Data Integration
- pipeline.code.dintegrate.utils.stable_gene_filter(AHBA_mean, sn_ex, region_, common_genes)[source]
Identifies genes with consistent spatial patterns between AHBA and snRNA-seq data.
- Parameters:
AHBA_mean (pd.DataFrame) – Regional mean expression matrix from AHBA data. (regions x genes)
sn_ex (pd.DataFrame) – Processed snRNA-seq expression (smooth_cells x genes)
region (list of str) – List of brain region names to include in the analysis.
common_genes (list of str) – List of gene names present in both AHBA and snRNA-seq datasets.
- Returns:
DataFrame with genes and their cross-modality spatial correlation scores
- Return type:
pd.DataFrame
- pipeline.code.dintegrate.utils.calculate_thresholds(ahba_mean, sn_data, align_csv, percentile=0.1)[source]
Calculate regional correlation thresholds between AHBA and single-nucleus data.
- Parameters:
ahba_mean (pd.DataFrame) – AHBA mean expression matrix (regions x genes), where each row corresponds to a brain region and each column to a gene.
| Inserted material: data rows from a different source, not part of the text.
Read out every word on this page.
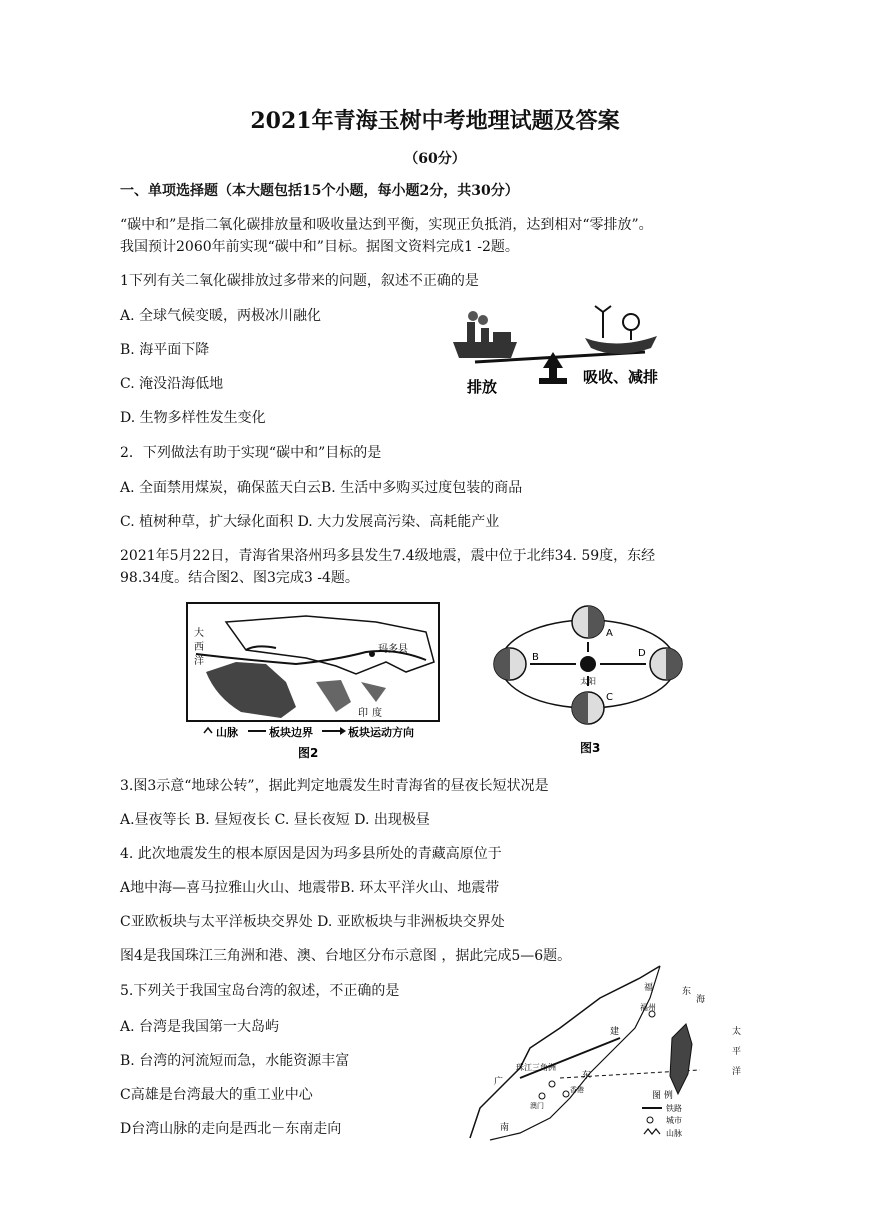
2021年青海玉树中考地理试题及答案
（60分）
一、单项选择题（本大题包括15个小题，每小题2分，共30分）
“碳中和”是指二氧化碳排放量和吸收量达到平衡，实现正负抵消，达到相对“零排放”。
我国预计2060年前实现“碳中和”目标。据图文资料完成1 -2题。
1下列有关二氧化碳排放过多带来的问题，叙述不正确的是
A. 全球气候变暖，两极冰川融化
B. 海平面下降
C. 淹没沿海低地
D. 生物多样性发生变化
排放
吸收、减排
2．下列做法有助于实现“碳中和”目标的是
A. 全面禁用煤炭，确保蓝天白云B. 生活中多购买过度包装的商品
C. 植树种草，扩大绿化面积 D. 大力发展高污染、高耗能产业
2021年5月22日，青海省果洛州玛多县发生7.4级地震，震中位于北纬34. 59度，东经
98.34度。结合图2、图3完成3 -4题。
玛多县
大
西
洋
印 度
山脉	板块边界	板块运动方向
图2
太阳
A
B
C
D
图3
3.图3示意“地球公转”，据此判定地震发生时青海省的昼夜长短状况是
A.昼夜等长 B. 昼短夜长 C. 昼长夜短 D. 出现极昼
4. 此次地震发生的根本原因是因为玛多县所处的青藏高原位于
A地中海—喜马拉雅山火山、地震带B. 环太平洋火山、地震带
C亚欧板块与太平洋板块交界处 D. 亚欧板块与非洲板块交界处
图4是我国珠江三角洲和港、澳、台地区分布示意图 ，据此完成5—6题。
5.下列关于我国宝岛台湾的叙述，不正确的是
A. 台湾是我国第一大岛屿
B. 台湾的河流短而急，水能资源丰富
C高雄是台湾最大的重工业中心
D台湾山脉的走向是西北－东南走向
福
建
福州
东
海
太
平
洋
珠江三角洲
广
东
香港
澳门
南
图 例
铁路
城市
山脉
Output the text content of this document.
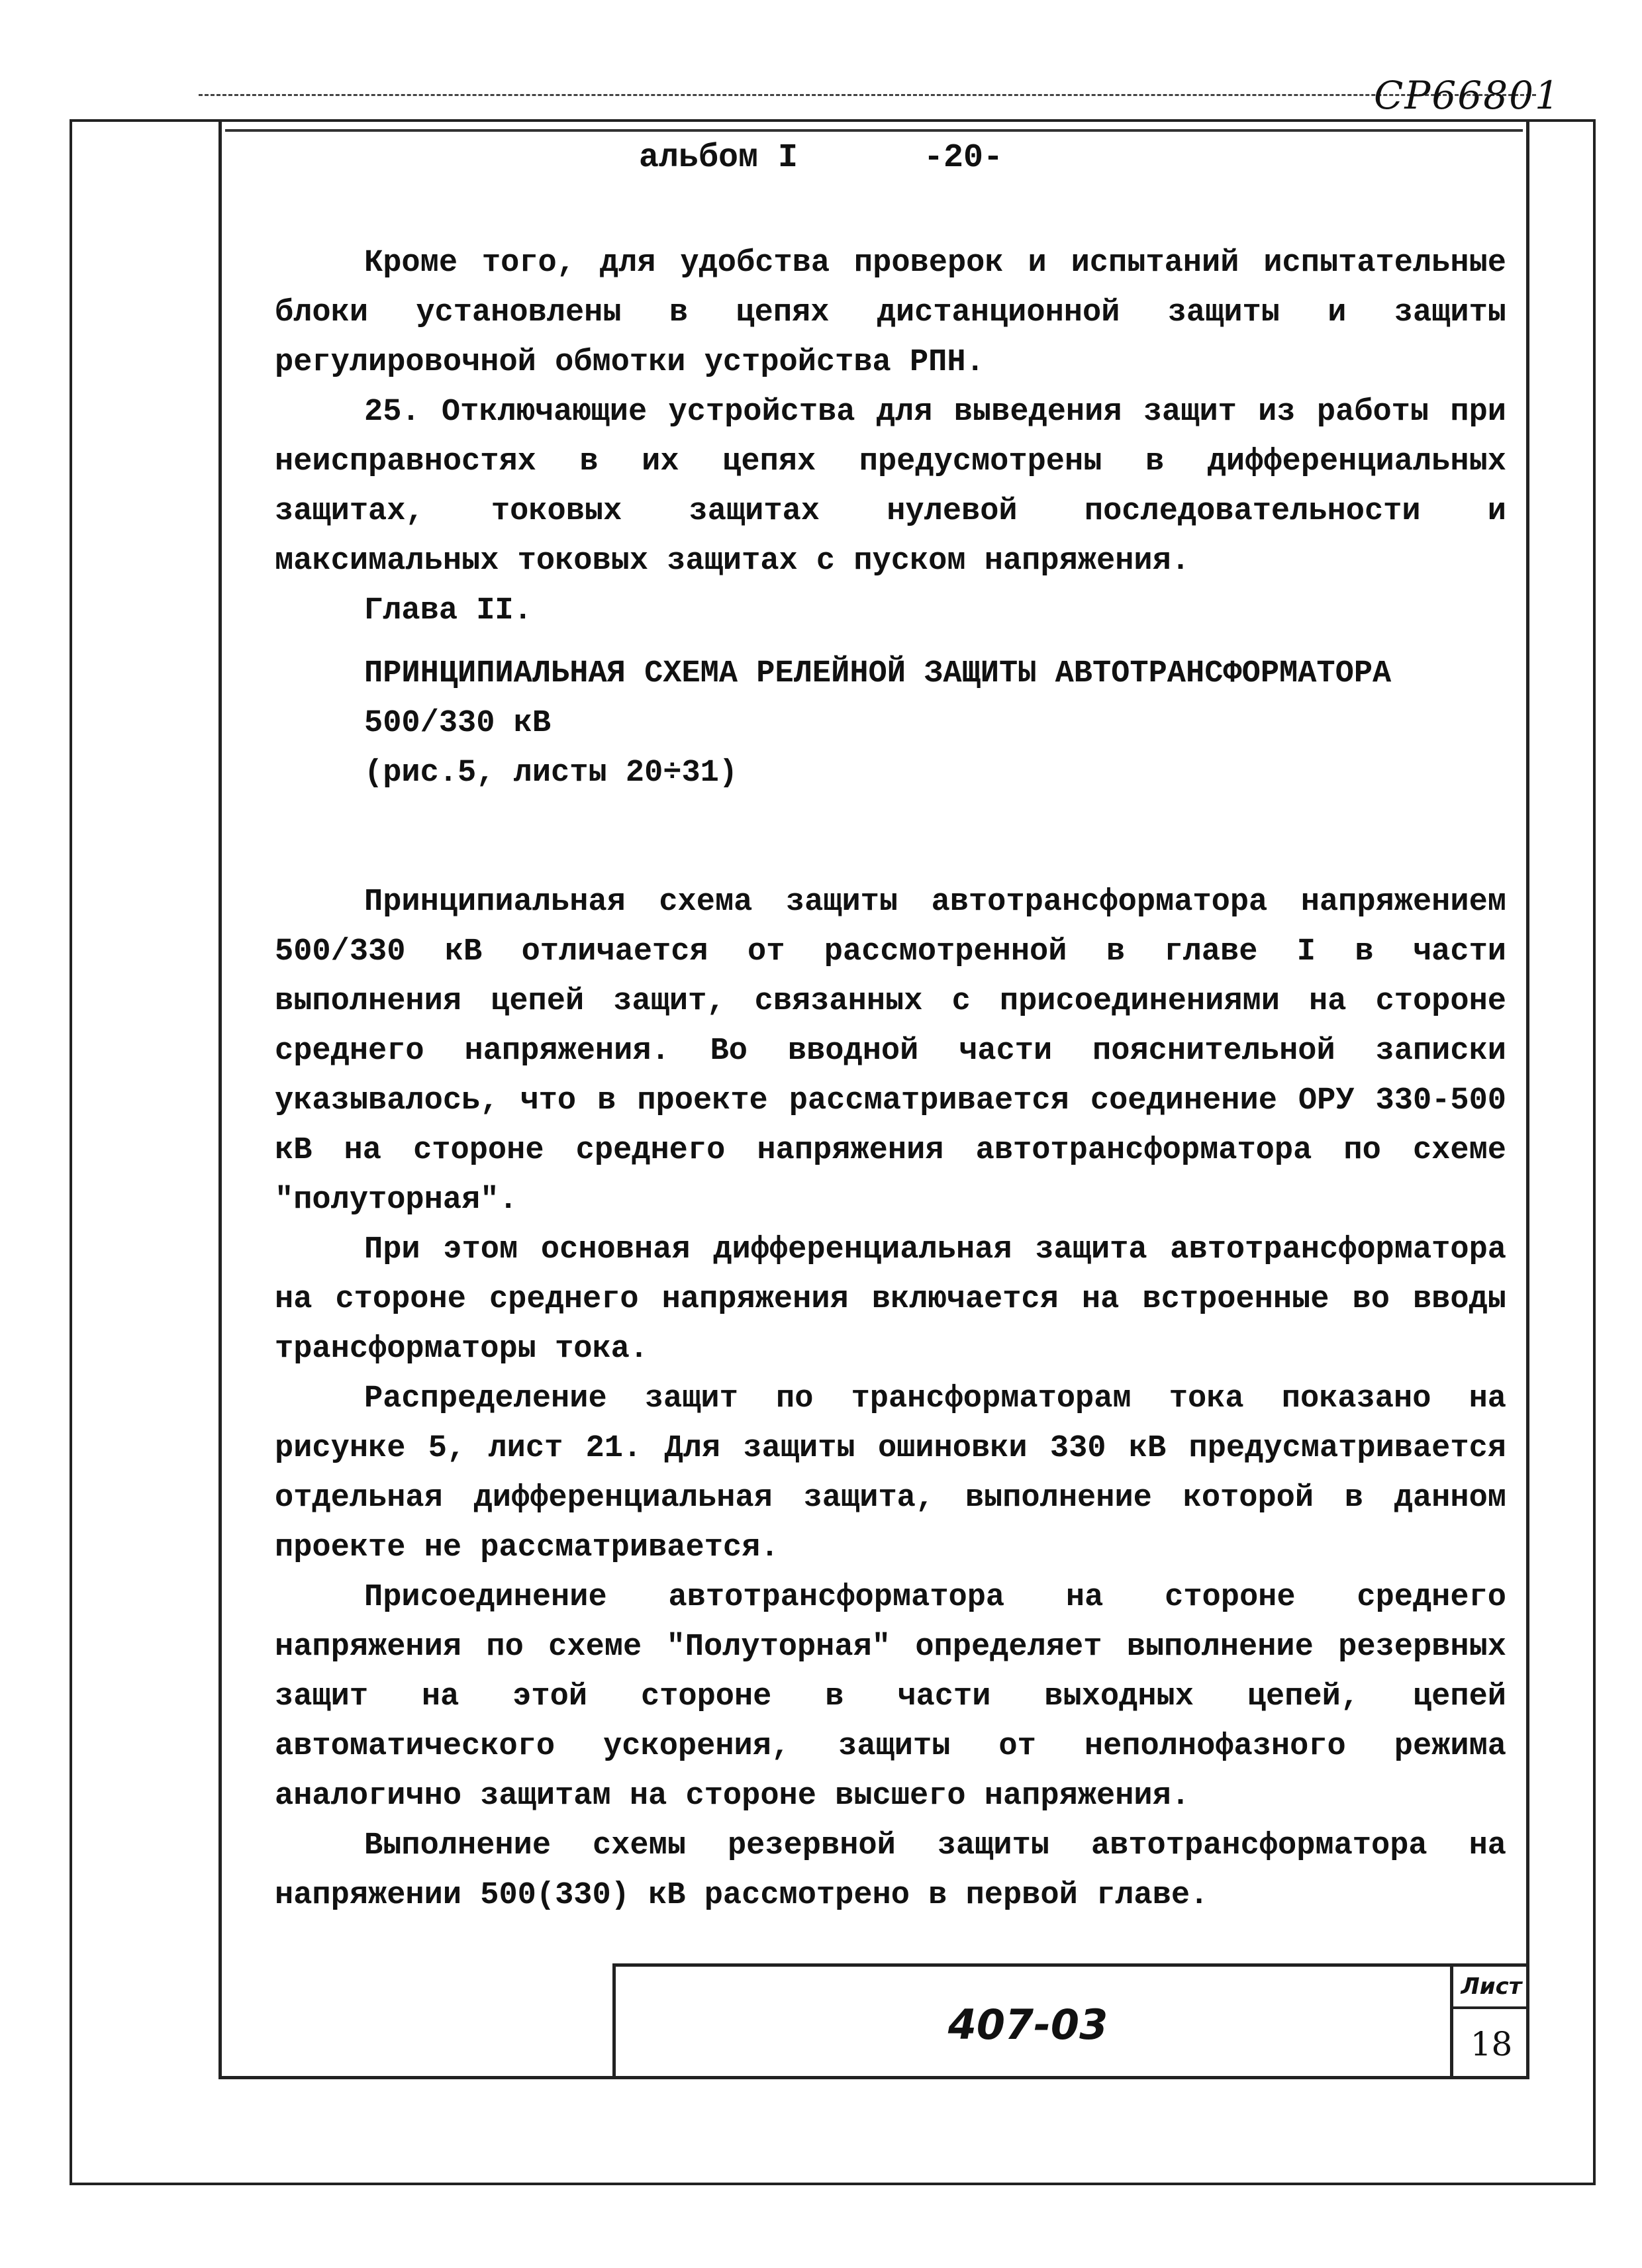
СР66801
альбом I	-20-

Кроме того, для удобства проверок и испытаний испытательные блоки установлены в цепях дистанционной защиты и защиты регулировочной обмотки устройства РПН.

25. Отключающие устройства для выведения защит из работы при неисправностях в их цепях предусмотрены в дифференциальных защитах, токовых защитах нулевой последовательности и максимальных токовых защитах с пуском напряжения.

Глава II.

ПРИНЦИПИАЛЬНАЯ СХЕМА РЕЛЕЙНОЙ ЗАЩИТЫ АВТОТРАНСФОРМАТОРА

500/330 кВ

(рис.5, листы 20÷31)

Принципиальная схема защиты автотрансформатора напряжением 500/330 кВ отличается от рассмотренной в главе I в части выполнения цепей защит, связанных с присоединениями на стороне среднего напряжения. Во вводной части пояснительной записки указывалось, что в проекте рассматривается соединение ОРУ 330-500 кВ на стороне среднего напряжения автотрансформатора по схеме "полуторная".

При этом основная дифференциальная защита автотрансформатора на стороне среднего напряжения включается на встроенные во вводы трансформаторы тока.

Распределение защит по трансформаторам тока показано на рисунке 5, лист 21. Для защиты ошиновки 330 кВ предусматривается отдельная дифференциальная защита, выполнение которой в данном проекте не рассматривается.

Присоединение автотрансформатора на стороне среднего напряжения по схеме "Полуторная" определяет выполнение резервных защит на этой стороне в части выходных цепей, цепей автоматического ускорения, защиты от неполнофазного режима аналогично защитам на стороне высшего напряжения.

Выполнение схемы резервной защиты автотрансформатора на напряжении 500(330) кВ рассмотрено в первой главе.

407-03
Лист
18
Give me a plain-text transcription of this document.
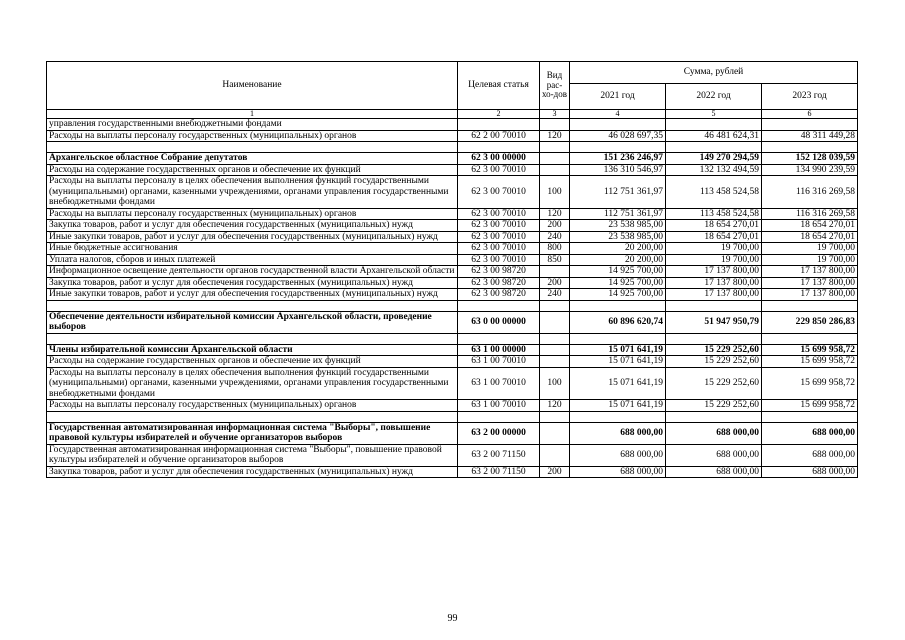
Наименование	Целевая статья	Вид рас-хо-дов	Сумма, рублей		
			2021 год	2022 год	2023 год
1	2	3	4	5	6
управления государственными внебюджетными фондами					
Расходы на выплаты персоналу государственных (муниципальных) органов	62 2 00 70010	120	46 028 697,35	46 481 624,31	48 311 449,28

Архангельское областное Собрание депутатов	62 3 00 00000		151 236 246,97	149 270 294,59	152 128 039,59
Расходы на содержание государственных органов и обеспечение их функций	62 3 00 70010		136 310 546,97	132 132 494,59	134 990 239,59
Расходы на выплаты персоналу в целях обеспечения выполнения функций государственными (муниципальными) органами, казенными учреждениями, органами управления государственными внебюджетными фондами	62 3 00 70010	100	112 751 361,97	113 458 524,58	116 316 269,58
Расходы на выплаты персоналу государственных (муниципальных) органов	62 3 00 70010	120	112 751 361,97	113 458 524,58	116 316 269,58
Закупка товаров, работ и услуг для обеспечения государственных (муниципальных) нужд	62 3 00 70010	200	23 538 985,00	18 654 270,01	18 654 270,01
Иные закупки товаров, работ и услуг для обеспечения государственных (муниципальных) нужд	62 3 00 70010	240	23 538 985,00	18 654 270,01	18 654 270,01
Иные бюджетные ассигнования	62 3 00 70010	800	20 200,00	19 700,00	19 700,00
Уплата налогов, сборов и иных платежей	62 3 00 70010	850	20 200,00	19 700,00	19 700,00
Информационное освещение деятельности органов государственной власти Архангельской области	62 3 00 98720		14 925 700,00	17 137 800,00	17 137 800,00
Закупка товаров, работ и услуг для обеспечения государственных (муниципальных) нужд	62 3 00 98720	200	14 925 700,00	17 137 800,00	17 137 800,00
Иные закупки товаров, работ и услуг для обеспечения государственных (муниципальных) нужд	62 3 00 98720	240	14 925 700,00	17 137 800,00	17 137 800,00

Обеспечение деятельности избирательной комиссии Архангельской области, проведение выборов	63 0 00 00000		60 896 620,74	51 947 950,79	229 850 286,83

Члены избирательной комиссии Архангельской области	63 1 00 00000		15 071 641,19	15 229 252,60	15 699 958,72
Расходы на содержание государственных органов и обеспечение их функций	63 1 00 70010		15 071 641,19	15 229 252,60	15 699 958,72
Расходы на выплаты персоналу в целях обеспечения выполнения функций государственными (муниципальными) органами, казенными учреждениями, органами управления государственными внебюджетными фондами	63 1 00 70010	100	15 071 641,19	15 229 252,60	15 699 958,72
Расходы на выплаты персоналу государственных (муниципальных) органов	63 1 00 70010	120	15 071 641,19	15 229 252,60	15 699 958,72

Государственная автоматизированная информационная система "Выборы", повышение правовой культуры избирателей и обучение организаторов выборов	63 2 00 00000		688 000,00	688 000,00	688 000,00
Государственная автоматизированная информационная система "Выборы", повышение правовой культуры избирателей и обучение организаторов выборов	63 2 00 71150		688 000,00	688 000,00	688 000,00
Закупка товаров, работ и услуг для обеспечения государственных (муниципальных) нужд	63 2 00 71150	200	688 000,00	688 000,00	688 000,00
99
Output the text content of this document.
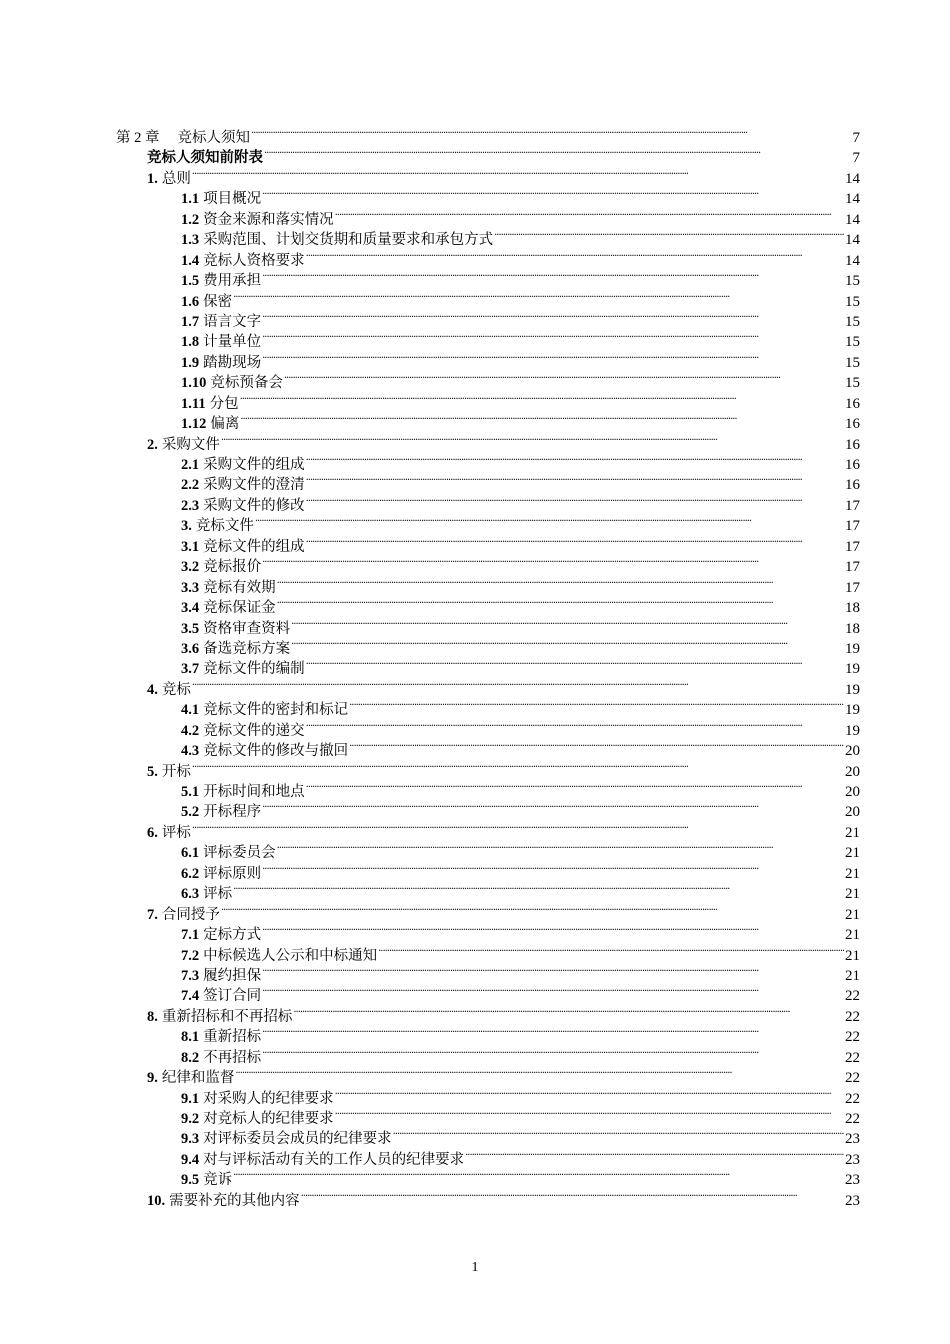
第 2 章 竞标人须知 . . .	7
竞标人须知前附表 . . .	7
1. 总则 . . .	14
1.1 项目概况 . . .	14
1.2 资金来源和落实情况 . . .	14
1.3 采购范围、计划交货期和质量要求和承包方式 . . .	14
1.4 竞标人资格要求 . . .	14
1.5 费用承担 . . .	15
1.6 保密 . . .	15
1.7 语言文字 . . .	15
1.8 计量单位 . . .	15
1.9 踏勘现场 . . .	15
1.10 竞标预备会 . . .	15
1.11 分包 . . .	16
1.12 偏离 . . .	16
2. 采购文件 . . .	16
2.1 采购文件的组成 . . .	16
2.2 采购文件的澄清 . . .	16
2.3 采购文件的修改 . . .	17
3. 竞标文件 . . .	17
3.1 竞标文件的组成 . . .	17
3.2 竞标报价 . . .	17
3.3 竞标有效期 . . .	17
3.4 竞标保证金 . . .	18
3.5 资格审查资料 . . .	18
3.6 备选竞标方案 . . .	19
3.7 竞标文件的编制 . . .	19
4. 竞标 . . .	19
4.1 竞标文件的密封和标记 . . .	19
4.2 竞标文件的递交 . . .	19
4.3 竞标文件的修改与撤回 . . .	20
5. 开标 . . .	20
5.1 开标时间和地点 . . .	20
5.2 开标程序 . . .	20
6. 评标 . . .	21
6.1 评标委员会 . . .	21
6.2 评标原则 . . .	21
6.3 评标 . . .	21
7. 合同授予 . . .	21
7.1 定标方式 . . .	21
7.2 中标候选人公示和中标通知 . . .	21
7.3 履约担保 . . .	21
7.4 签订合同 . . .	22
8. 重新招标和不再招标 . . .	22
8.1 重新招标 . . .	22
8.2 不再招标 . . .	22
9. 纪律和监督 . . .	22
9.1 对采购人的纪律要求 . . .	22
9.2 对竞标人的纪律要求 . . .	22
9.3 对评标委员会成员的纪律要求 . . .	23
9.4 对与评标活动有关的工作人员的纪律要求 . . .	23
9.5 竞诉 . . .	23
10. 需要补充的其他内容 . . .	23
1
sn_data (pd.DataFrame) – Single-nucleus expression data (smooth_cells x genes), with cell-level expression profiles aligned to brain regions.
align_csv (pd.DataFrame) – Alignment table containing two columns: ‘brain_region’ for AHBA region names and ‘sn_region’ for corresponding snRNA-seq region labels.
percentile (float, optional) – Top percentile used to define the correlation threshold (default is 0.1, i.e., top 10%).
- Returns:
A dictionary mapping each AHBA region (str) to a tuple (correlation, p-value), representing the correlation threshold at the given percentile.
- Return type:
dict
- class pipeline.code.dintegrate.main.DataIntegrator(config)[source]
Bases:
objectSingle-nucleus dataset and AHBA dataset integration processor.
For weighted integration of Allen Brain Atlas sample expression data with single-nucleus RNA-seq data to construct integrated expression matrices. Supports parallel processing and optimized downsampling.
- __init__(config)[source]
Initialize the data integration processor.
- Parameters:
config (object) – Configuration object containing parameters for integration.
- run()[source]
Execute the integration pipeline.
- Return type:
None
- Steps:
Construct the cell pool if cfg.pool is True.
Clean the pool to remove repeatedly assigned cells.
Perform weighted integration over multiple iterations.
Generate final integrated anndata files.
- pool_construction(row)[source]
Retain smooth cells with expression similarity in the top 10% of AHBA regional mean expression values for the sampling pool.
- Parameters:
row (pandas.Series) – A row from the alignment CSV representing a brain region mapping.
- Return type:
None
- clean_pool()[source]
Screening of repeatedly assigned cells.
Cells that are assigned to more than a configured threshold number of regions are removed from the integration pool.
- Return type:
None
- weighted_average(brain_region)[source]
Perform weighted integration of cell expressions from the pool with samples.
- Parameters:
brain_region (str) – The brain region for which integration is performed.
- downsample_data(region_pool)[source]
Downsample cells from the constructed pool.
- Parameters:
region_pool (pandas.DataFrame) – DataFrame of pooled cells for a brain region.
- Returns:
Downsampled pool DataFrame.
- Return type:
pandas.DataFrame
- generate_integrated_anndata(k_=0)[source]
Generate integrated AnnData object and save as h5ad file.
Reads the integrated data of all brain regions, optionally performs z-score normalization, shuffles samples, and stores the result as an h5ad file.
- Parameters:
k (int, optional) – Iteration index for output file naming (default is 0).